The tiny study enrolled only 12 patients, 11 of whom completed the trial. Ten of the patients experienced what Moussa calls a meaningful clinical response. Several of the patients experienced what the investigators described as dramatic improvements in "cognition, motor skills and non-motor function improvement (such as constipation)." That includes several patients who could once again talk and one who walked again.
"Study participants with earlier stage disease responded best, as did those diagnosed with Lewy body dementia, often described as a combination of Parkinson's and Alzheimer's diseases," said Fernando Pagan, who helms the Movement Disorders Program at MedStar Georgetown University Hospital, in the release.
The researchers also reported success in hitting cerebrospinal fluid biomarkers of Parkinson's--alpha-synuclein (α-synuclein), amyloid beta-40/42 (Abeta-40/42) and dopamime--with statistically significant changes in total Tau and p-Tau. "Prior studies show that α-synuclein and Abeta 40/42 in CSF are decreased as Parkinson's worsens, while Tau and p-Tau are increased in CSF with the onset of dementia."
There are some important caveats to keep in mind, in addition to the extremely small number of patients in this pilot study.

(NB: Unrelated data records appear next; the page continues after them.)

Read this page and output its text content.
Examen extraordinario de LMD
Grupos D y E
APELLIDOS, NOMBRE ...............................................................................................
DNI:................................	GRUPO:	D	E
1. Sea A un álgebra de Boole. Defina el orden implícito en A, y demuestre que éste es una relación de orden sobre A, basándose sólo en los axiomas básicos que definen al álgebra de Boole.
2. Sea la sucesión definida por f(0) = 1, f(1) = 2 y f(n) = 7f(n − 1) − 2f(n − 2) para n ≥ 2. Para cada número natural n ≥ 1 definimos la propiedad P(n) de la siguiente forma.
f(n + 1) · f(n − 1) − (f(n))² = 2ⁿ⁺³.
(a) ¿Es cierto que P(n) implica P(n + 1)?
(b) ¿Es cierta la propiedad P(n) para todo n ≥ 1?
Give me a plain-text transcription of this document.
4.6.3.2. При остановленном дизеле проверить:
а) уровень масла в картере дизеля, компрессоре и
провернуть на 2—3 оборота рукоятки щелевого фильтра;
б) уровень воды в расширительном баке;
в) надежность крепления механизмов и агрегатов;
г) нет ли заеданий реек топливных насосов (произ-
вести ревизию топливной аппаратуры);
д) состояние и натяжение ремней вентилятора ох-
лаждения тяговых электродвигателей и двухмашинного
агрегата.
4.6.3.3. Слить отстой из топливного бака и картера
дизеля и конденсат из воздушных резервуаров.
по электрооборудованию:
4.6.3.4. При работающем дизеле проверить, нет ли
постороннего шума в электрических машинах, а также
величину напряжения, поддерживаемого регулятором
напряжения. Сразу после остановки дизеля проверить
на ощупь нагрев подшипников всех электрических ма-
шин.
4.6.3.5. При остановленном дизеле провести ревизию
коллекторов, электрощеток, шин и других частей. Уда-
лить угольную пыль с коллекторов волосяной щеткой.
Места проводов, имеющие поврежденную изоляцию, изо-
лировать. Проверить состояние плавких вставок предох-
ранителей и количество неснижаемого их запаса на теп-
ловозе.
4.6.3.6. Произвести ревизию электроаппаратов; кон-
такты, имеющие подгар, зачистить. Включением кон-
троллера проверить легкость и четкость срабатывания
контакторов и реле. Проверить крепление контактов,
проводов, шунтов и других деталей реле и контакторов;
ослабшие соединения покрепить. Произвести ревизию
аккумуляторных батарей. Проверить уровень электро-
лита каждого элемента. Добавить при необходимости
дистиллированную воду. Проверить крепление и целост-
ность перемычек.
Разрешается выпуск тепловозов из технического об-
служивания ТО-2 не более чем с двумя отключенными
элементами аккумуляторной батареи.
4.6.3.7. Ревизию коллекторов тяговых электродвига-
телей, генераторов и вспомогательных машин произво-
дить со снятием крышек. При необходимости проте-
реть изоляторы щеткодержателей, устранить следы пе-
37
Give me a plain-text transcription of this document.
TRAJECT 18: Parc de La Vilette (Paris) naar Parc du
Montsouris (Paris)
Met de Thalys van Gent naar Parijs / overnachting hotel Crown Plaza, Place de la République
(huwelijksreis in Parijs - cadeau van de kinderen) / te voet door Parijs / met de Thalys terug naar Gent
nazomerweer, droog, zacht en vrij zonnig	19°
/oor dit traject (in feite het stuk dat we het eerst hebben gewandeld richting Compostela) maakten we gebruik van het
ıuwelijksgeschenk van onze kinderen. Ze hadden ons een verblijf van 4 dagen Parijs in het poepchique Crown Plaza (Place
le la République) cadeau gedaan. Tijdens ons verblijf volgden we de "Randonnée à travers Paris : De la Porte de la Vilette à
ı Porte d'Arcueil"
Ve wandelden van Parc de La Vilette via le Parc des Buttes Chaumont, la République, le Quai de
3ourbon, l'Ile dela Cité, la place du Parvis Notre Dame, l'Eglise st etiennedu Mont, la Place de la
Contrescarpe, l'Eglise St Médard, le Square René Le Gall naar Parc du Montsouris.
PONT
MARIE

One of the most important, which the researchers freely acknowledge, is that there was no control arm to compare patients not taking Tasigna. But the researchers say that there's good reason to believe they are onto something.
"To my knowledge, this study represents the first time a therapy appears to reverse--to a greater or lesser degree depending on stage of disease--cognitive and motor decline in patients with these neurodegenerative disorders," Pagan added. "But it is critical to conduct larger and more comprehensive studies before determining the drug's true impact."
Moussa also used a lower, 300-mg dose for his study, which he plans to follow up on soon in an expanded trial that he would like to start next year.